Have been looking for a new livery yard as owners of my current yard are selling up. Time is on my side so am looking for a yard that fits all my criteria, make new friends and spend a lot of time up there. 

Does anyone know anything about park farm? I've had a google and looked up website but there's not much info. 

I viewed it about 10 years ago but have heard its been taken over and has changed a lot since then so any info or experiences you have would be great x


----------



## JennBags (10 July 2013)

I've heard nothing either good or bad about it...I think they specialise in "Natural Horsemanship" though, which (rightly or wrongly) would put me off a little bit 

I think Toffee44 knows a little about it though - you could try PMing her if she doesn't appear on this thread 

Whereabouts are you based, and what sort of yard are you looking for?


----------



## Toffee44 (10 July 2013)

Far as a I know it's a nice yard been down for lessons. Adam who runs it is very approachable, very into setting up a horsey community. 

Where are u?


----------



## Toffee44 (10 July 2013)

Although he is a "horse whisperer" I would say he's very practical sympathetic and there is no parelli about him


----------



## kizmund (14 July 2013)

JennBags said:



			I've heard nothing either good or bad about it...I think they specialise in "Natural Horsemanship" though, which (rightly or wrongly) would put me off a little bit 

I think Toffee44 knows a little about it though - you could try PMing her if she doesn't appear on this thread 

Whereabouts are you based, and what sort of yard are you looking for?
		
Click to expand...

I'm based in near Worthing, looking for a friendly yard with good turnout and a school. 
I posted because the natural horsemanship title put me off a bit! I wouldn't like to feel pressured to do things a certain way.


----------



## kizmund (14 July 2013)

Toffee44 said:



			Although he is a "horse whisperer" I would say he's very practical sympathetic and there is no parelli about him 

Click to expand...

Thanks for your reply! I quite like a busy yard, is it busy would you say? Also what's the grazing like? 
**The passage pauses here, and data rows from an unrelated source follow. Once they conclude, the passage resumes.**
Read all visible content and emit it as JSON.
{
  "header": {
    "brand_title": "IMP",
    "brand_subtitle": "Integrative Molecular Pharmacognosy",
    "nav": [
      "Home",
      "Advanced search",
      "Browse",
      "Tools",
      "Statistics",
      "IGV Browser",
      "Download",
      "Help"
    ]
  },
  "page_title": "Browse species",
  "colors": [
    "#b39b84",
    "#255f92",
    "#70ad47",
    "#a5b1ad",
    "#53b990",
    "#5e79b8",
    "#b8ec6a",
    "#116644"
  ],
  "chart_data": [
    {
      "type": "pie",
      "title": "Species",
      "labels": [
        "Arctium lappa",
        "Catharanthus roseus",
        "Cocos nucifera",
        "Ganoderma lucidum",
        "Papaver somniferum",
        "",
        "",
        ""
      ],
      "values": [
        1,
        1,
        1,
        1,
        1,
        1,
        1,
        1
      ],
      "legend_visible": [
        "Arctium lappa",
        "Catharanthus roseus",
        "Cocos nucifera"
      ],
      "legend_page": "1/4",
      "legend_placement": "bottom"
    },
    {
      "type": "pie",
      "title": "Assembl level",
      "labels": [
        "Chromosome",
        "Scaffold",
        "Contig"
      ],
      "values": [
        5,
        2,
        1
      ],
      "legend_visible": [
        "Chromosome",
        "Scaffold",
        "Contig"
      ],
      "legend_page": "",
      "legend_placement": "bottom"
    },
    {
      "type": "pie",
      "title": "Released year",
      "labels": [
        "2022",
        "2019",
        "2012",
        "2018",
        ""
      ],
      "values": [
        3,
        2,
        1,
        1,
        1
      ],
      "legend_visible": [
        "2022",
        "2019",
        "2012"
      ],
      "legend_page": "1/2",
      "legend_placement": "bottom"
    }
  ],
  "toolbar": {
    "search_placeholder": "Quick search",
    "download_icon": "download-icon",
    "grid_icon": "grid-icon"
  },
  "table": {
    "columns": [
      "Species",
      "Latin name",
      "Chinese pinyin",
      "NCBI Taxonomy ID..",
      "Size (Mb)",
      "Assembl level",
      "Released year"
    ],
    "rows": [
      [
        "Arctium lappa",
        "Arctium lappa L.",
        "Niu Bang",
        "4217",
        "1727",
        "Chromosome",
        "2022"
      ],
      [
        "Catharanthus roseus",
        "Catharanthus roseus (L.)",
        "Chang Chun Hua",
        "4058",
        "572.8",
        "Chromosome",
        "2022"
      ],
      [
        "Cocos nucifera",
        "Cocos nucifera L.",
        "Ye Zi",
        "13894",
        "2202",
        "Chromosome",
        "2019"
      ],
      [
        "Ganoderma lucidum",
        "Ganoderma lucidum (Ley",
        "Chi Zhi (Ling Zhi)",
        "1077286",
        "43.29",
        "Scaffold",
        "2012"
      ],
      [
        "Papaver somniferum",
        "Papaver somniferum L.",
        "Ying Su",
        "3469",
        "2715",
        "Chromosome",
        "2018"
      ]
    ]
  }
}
I don't want to make arrangements to look at yard to discover when I'm there that it doesn't meet my needs  feel a bit of a timewaster if I did that.


----------



## Sussexbythesea (15 July 2013)

When my friend was there pre Adam the grazing was good but she ended up moving because it was too rich for her Highland X. 

Why don't you ring and ask some questions if it doesn't sound like it is what you want then don't go and see it. If it does then go and look around that is the only way you will know if it feels right for you. I don't get why you think you will be wasting anyone's time unless you are not serious about moving. He is running a business of course he will want to show potential clients around. This is normal practice.


----------



## JennBags (15 July 2013)

Are you looking for DIY or part livery?


----------